Als Steve Wasserman beim Berliner Symposion „Susan Sontag Revisited“ zum zehnten Todestag seiner langjährigen Freundin jüngst gefragt wurde, was er Novizen empfehle, nannte er Jonathan Cotts 12-stündiges Interview für den amerikanischen „Rolling Stone“, von dem im Oktober 1979 nur ein Drittel gedruckt worden war. Seine Antwort war nicht ganz uneigennützig. Denn er hatte als Editor-at-large der Yale University Press dazu beigetragen, dem in seiner Gänze schon verloren geglaubten Dokument eine neue Öffentlichkeit zu verschaffen. Anhand der deutschen Ausgabe kann man nun aber auch hierzulande überprüfen, wie recht er hat.

„The Doors und Dostojewski“ öffnet Türen zu fast allen Kammern ihres Werks – und zu jener Doppelstrategie aus total immersion der Person und deren gleichzeitiger Selbstdurchstreichung, die auch zu „Krankheit als Metapher“, einem ihrer besten Texte, geführt hat. Mit Sontags (erster) Krebserkrankung setzt das Gespräch ein und bewegt sich anschließend entlang von Essays wie „Über Fotografie“ anschließend durch einen ganzen Parcours von Lebensthemen, zu denen sie sich in der ihr eigenen Präzision und Ausführlichkeit äußert. Unter Hinweis auf halb vergessene Erzähler wie Laura Riding und Paul Goodman spricht sie von der Ausbildung ihrer literarischen Leidenschaften und dem physischen Kraftaufwand des Schreibens, der Muskelverspannungen, Kopfschmerzen und Libidoverlust nach sich zieht: „Ich würde gern lernen, so zu schreiben, dass es weniger strapaziös für meinen Körper ist. Ich versuche mir vorzustellen, wie es wäre, ganz und gar entspannt zu schreiben. Nehmen Sie an, Sie würden einen Samtumhang tragen und sonst nichts!“

Der große Irrtum, den der deutsche Titel heraufbeschwört, liegt nur darin, dass er, Sontags Selbststilisierung folgend, ihr ein gleichgewichtiges Interesse für Pop- und Hochkultur nachsagt. Chuck Berrys Rock’n’Roll, den sie wie alle erotischen Wunder bewunderte, hat ihr sicher geholfen, aus ihrer Ehe auszubrechen; auch wurde sie in jungen Jahren zweifellos selber zur Popikone.
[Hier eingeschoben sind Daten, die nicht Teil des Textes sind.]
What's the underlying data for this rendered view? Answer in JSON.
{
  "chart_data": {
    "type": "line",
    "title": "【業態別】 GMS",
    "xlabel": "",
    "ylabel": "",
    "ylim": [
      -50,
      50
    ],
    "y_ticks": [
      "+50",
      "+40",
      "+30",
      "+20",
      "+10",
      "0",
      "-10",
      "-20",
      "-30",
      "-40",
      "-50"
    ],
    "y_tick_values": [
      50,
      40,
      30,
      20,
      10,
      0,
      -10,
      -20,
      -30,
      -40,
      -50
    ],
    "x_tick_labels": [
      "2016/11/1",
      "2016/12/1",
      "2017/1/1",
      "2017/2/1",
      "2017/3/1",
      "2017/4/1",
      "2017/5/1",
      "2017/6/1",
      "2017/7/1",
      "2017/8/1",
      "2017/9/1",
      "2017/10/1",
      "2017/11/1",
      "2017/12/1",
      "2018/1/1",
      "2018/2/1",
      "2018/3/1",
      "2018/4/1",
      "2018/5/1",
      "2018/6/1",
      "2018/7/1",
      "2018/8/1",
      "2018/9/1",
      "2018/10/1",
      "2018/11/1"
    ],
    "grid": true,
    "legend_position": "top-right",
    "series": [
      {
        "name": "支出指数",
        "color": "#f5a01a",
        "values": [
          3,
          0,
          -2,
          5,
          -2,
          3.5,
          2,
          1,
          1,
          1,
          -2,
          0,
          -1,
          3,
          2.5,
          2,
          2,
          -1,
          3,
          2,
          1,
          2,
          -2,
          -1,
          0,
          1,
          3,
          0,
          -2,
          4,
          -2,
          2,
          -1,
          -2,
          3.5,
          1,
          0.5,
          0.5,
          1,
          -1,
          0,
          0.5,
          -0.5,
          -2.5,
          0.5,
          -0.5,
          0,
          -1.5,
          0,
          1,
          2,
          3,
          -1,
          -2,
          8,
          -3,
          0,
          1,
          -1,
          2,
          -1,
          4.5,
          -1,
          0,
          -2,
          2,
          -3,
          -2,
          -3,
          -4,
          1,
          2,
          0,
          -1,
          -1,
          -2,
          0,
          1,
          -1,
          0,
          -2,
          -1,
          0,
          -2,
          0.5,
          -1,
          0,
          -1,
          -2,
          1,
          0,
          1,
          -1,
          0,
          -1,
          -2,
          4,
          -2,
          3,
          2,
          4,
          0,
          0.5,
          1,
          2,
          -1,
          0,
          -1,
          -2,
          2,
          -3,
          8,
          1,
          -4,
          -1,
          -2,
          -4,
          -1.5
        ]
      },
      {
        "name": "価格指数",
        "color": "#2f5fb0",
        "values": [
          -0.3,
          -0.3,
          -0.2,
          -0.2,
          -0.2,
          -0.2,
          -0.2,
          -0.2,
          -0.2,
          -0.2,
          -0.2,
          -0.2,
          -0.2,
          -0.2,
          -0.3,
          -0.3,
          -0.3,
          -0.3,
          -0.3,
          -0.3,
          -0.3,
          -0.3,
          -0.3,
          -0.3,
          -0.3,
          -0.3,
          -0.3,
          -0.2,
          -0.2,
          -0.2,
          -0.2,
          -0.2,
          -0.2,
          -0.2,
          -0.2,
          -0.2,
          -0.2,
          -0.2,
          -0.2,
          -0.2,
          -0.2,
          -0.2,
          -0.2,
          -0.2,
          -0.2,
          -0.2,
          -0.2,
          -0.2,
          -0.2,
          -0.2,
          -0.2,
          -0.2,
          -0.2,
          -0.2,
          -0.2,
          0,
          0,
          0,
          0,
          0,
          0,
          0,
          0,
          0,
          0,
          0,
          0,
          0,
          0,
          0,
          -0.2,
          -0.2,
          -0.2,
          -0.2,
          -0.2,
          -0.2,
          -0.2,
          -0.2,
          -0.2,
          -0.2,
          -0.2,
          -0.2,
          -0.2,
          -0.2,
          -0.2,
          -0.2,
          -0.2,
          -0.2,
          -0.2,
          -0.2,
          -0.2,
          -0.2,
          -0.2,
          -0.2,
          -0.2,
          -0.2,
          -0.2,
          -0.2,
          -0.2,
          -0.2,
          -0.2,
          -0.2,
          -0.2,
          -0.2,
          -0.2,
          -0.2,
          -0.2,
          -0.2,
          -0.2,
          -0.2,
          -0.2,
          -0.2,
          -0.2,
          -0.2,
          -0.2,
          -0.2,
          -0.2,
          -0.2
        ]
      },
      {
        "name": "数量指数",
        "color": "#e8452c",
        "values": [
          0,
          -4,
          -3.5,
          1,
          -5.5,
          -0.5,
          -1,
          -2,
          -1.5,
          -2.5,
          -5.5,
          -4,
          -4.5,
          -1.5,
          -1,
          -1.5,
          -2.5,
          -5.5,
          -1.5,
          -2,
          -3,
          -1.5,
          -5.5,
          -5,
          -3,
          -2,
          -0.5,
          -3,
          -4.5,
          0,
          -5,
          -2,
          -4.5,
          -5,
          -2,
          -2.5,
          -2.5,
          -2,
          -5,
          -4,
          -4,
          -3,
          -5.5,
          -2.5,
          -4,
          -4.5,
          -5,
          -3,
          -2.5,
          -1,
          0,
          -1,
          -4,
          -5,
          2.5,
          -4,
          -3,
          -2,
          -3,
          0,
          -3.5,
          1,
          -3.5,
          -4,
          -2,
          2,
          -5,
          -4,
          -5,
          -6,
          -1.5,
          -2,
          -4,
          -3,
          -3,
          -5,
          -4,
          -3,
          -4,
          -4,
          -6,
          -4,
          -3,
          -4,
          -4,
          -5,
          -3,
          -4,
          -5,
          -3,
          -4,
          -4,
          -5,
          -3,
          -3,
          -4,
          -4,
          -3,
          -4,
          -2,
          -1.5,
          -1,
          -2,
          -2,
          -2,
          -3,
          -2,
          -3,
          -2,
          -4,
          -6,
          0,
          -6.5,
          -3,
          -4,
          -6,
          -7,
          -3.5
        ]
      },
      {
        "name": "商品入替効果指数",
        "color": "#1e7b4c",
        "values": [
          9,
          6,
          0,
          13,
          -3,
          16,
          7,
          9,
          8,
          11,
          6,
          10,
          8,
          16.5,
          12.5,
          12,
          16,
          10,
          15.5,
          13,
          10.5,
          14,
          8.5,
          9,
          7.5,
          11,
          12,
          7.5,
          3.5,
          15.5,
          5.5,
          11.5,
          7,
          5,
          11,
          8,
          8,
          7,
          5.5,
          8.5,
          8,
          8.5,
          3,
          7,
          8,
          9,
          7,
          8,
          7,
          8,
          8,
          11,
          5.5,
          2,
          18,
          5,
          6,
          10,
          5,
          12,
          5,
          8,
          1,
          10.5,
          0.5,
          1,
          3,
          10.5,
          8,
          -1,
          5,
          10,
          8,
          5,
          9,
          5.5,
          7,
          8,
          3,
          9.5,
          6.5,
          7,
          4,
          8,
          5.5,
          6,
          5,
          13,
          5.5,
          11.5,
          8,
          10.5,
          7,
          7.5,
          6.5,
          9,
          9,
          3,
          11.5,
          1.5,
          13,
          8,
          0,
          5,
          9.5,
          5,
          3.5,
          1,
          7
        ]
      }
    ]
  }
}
Letztlich lässt sich ihre hierarchische Idee künstlerischer Größe aber nicht mit Pop vereinbaren. In ihrem enzyklopädischen Drang war es ihr wohl vor allem ein Anliegen, auch massenkulturelle Phänomene zu umarmen – und das eben von oben herab.

Susan Sontag The Doors und Dostojewski. Das Rolling-Stone-Interview mit Jonathan Cott. Aus dem Englischen von Georg Deggerich. Hoffmann und Campe, Hamburg 2014. 159 S., 18 €.